The experimental setup involves hyperparameter optimization, data encoding, the loss functions adopted to align modalities and data augmentation strategies, and the strategy to handle the class unbalance in the training partition. The hyperparameters have been chosen with a grid search algorithms, focusing on number of epochs (10), learning rate (1e-4), optimizer (Adam), batch size (32), decay weight (1e-5), loss functions weight (1 for all the losses, except the SSL loss functions, which is 0.5 when NT-Xent is used, 0.25 when InfoNCE is used), the temperature of the SSL loss functions (0.5 for NT-Xent, 0.07 for InfoNCE). The data encoding involved the branches to process data modalities: the main experimental choice involves the image encoder, selecting a CNN architecture (i.e. DenseNet121). The choice of a CNN is driven by multiple aspects linked to the need to avoid overfitting: the lack of pre-trained Visual Transformers (ViT) and the limited number of samples cannot guarantee to learn a good image representation on the pre-trained image backbone, in contrast to pre-trained CNN (refined with simCLR pre-training) that can achieve that. The loss functions adopted to align modalities include three elements: L1-loss, Cosine Loss and an SSL (Nt-Xent or InfoNCE) loss function. The first two loss functions are adopted to match the feature embeddings. However, the functions match the representations samplewise within a batch. Therefore, another loss function is adopted (i.e. the SSL loss function). Among the possible choices, NT-Xent and InfoNCE loss were compared. The data augmentation strategy involves both the augmentation of images and reports. The image augmentation strategy includes rotations, horizontal and vertical flipping and a light RGB color augmentation. The report augmentation includes the turnover between the two types of reports, presented in 2.3. Class-wise data augmentation is applied to balance the training dataset: samples from less represented classes are selected more frequently, providing their augmented versions to the model.

3. Results

The multimodal architecture outperforms the unimodal baselines in the classification of dermatology images for both internal and external testing partitions and leads to a more robust representation.

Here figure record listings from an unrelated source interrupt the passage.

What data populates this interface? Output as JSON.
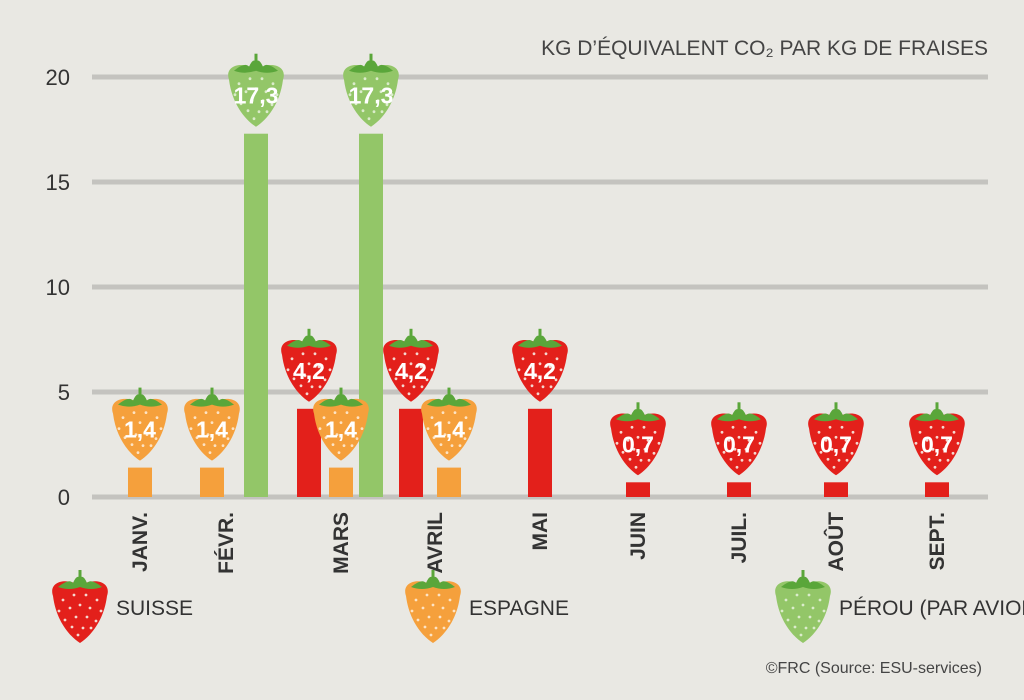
{
  "chart_data": {
    "type": "bar",
    "unit_label": "KG D’ÉQUIVALENT CO₂ PAR KG DE FRAISES",
    "categories": [
      "JANV.",
      "FÉVR.",
      "MARS",
      "AVRIL",
      "MAI",
      "JUIN",
      "JUIL.",
      "AOÛT",
      "SEPT."
    ],
    "series": [
      {
        "name": "SUISSE",
        "color": "#e3201b",
        "values": [
          null,
          null,
          4.2,
          4.2,
          4.2,
          0.7,
          0.7,
          0.7,
          0.7
        ],
        "labels": [
          null,
          null,
          "4,2",
          "4,2",
          "4,2",
          "0,7",
          "0,7",
          "0,7",
          "0,7"
        ]
      },
      {
        "name": "ESPAGNE",
        "color": "#f5a03c",
        "values": [
          1.4,
          1.4,
          1.4,
          1.4,
          null,
          null,
          null,
          null,
          null
        ],
        "labels": [
          "1,4",
          "1,4",
          "1,4",
          "1,4",
          null,
          null,
          null,
          null,
          null
        ]
      },
      {
        "name": "PÉROU (PAR AVION)",
        "color": "#93c668",
        "values": [
          null,
          17.3,
          17.3,
          null,
          null,
          null,
          null,
          null,
          null
        ],
        "labels": [
          null,
          "17,3",
          "17,3",
          null,
          null,
          null,
          null,
          null,
          null
        ]
      }
    ],
    "y_ticks": [
      "0",
      "5",
      "10",
      "15",
      "20"
    ],
    "ylim": [
      0,
      20
    ],
    "grid": true,
    "legend_position": "bottom",
    "credit": "©FRC (Source: ESU-services)"
  }
}
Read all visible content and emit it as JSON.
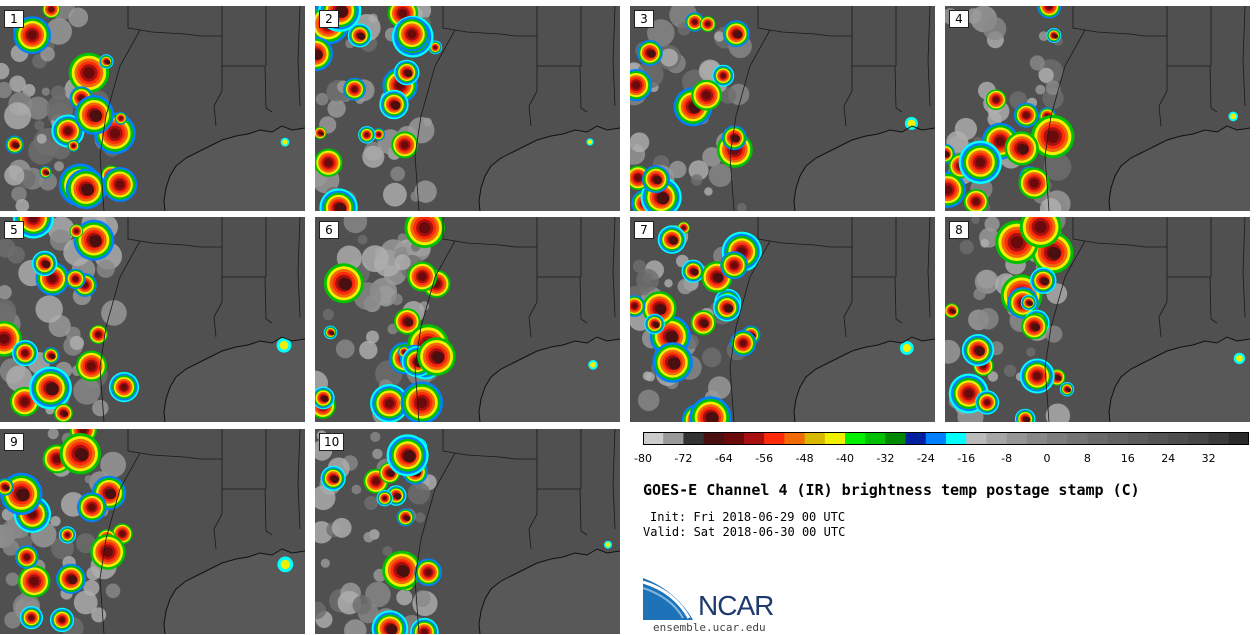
{
  "panels": [
    {
      "label": "1"
    },
    {
      "label": "2"
    },
    {
      "label": "3"
    },
    {
      "label": "4"
    },
    {
      "label": "5"
    },
    {
      "label": "6"
    },
    {
      "label": "7"
    },
    {
      "label": "8"
    },
    {
      "label": "9"
    },
    {
      "label": "10"
    }
  ],
  "colorbar": {
    "ticks": [
      "-80",
      "-72",
      "-64",
      "-56",
      "-48",
      "-40",
      "-32",
      "-24",
      "-16",
      "-8",
      "0",
      "8",
      "16",
      "24",
      "32"
    ],
    "range": [
      -80,
      40
    ],
    "step": 4,
    "colors": [
      "#cccccc",
      "#999999",
      "#333333",
      "#4a1010",
      "#6b0a0a",
      "#aa1010",
      "#ff2a0a",
      "#f06a08",
      "#d8b800",
      "#f0f000",
      "#00f000",
      "#00c000",
      "#008800",
      "#0020a0",
      "#0080ff",
      "#00ffff",
      "#bbbbbb",
      "#a6a6a6",
      "#959595",
      "#888888",
      "#7d7d7d",
      "#737373",
      "#6a6a6a",
      "#626262",
      "#5b5b5b",
      "#545454",
      "#4d4d4d",
      "#464646",
      "#3a3a3a",
      "#2a2a2a"
    ]
  },
  "title": "GOES-E Channel 4 (IR) brightness temp postage stamp (C)",
  "init": "Init: Fri 2018-06-29 00 UTC",
  "valid": "Valid: Sat 2018-06-30 00 UTC",
  "logo_text": "NCAR",
  "url": "ensemble.ucar.edu"
}
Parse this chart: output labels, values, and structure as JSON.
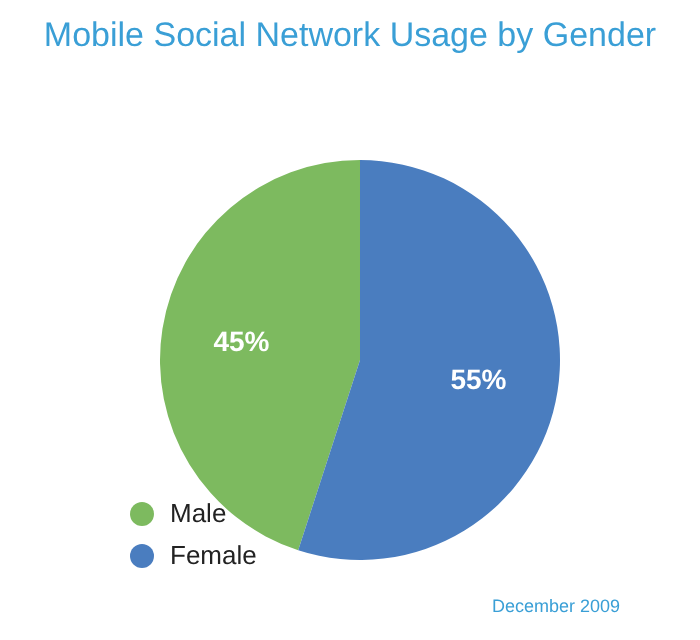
{
  "chart_data": {
    "type": "pie",
    "title": "Mobile Social Network Usage by Gender",
    "categories": [
      "Male",
      "Female"
    ],
    "values": [
      45,
      55
    ],
    "colors": [
      "#7dba5f",
      "#4a7dbf"
    ],
    "value_labels": [
      "45%",
      "55%"
    ],
    "legend": "bottom left",
    "annotations": [
      "December 2009"
    ]
  }
}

Table 2 summarizes the results, reporting the average and standard deviation of Cohen’s κ-score across ten independent model repetitions, for every training setup (i.e. unimodal, multimodal, MM). Considering that the data were collected from medical sources different than the ones used to train the model, the results the robustness of the multimodal learning strategy to data distribution shifts.

Table 2.

Performance of the proposed multimodal architecture on skin lesion classification across internal and external test sets. Results include unimodal and multimodal models (with NT-Xent and InfoNCE losses), evaluated via Cohen’s κ-score. Statistically significant differences (Wilcoxon test) are marked with (*).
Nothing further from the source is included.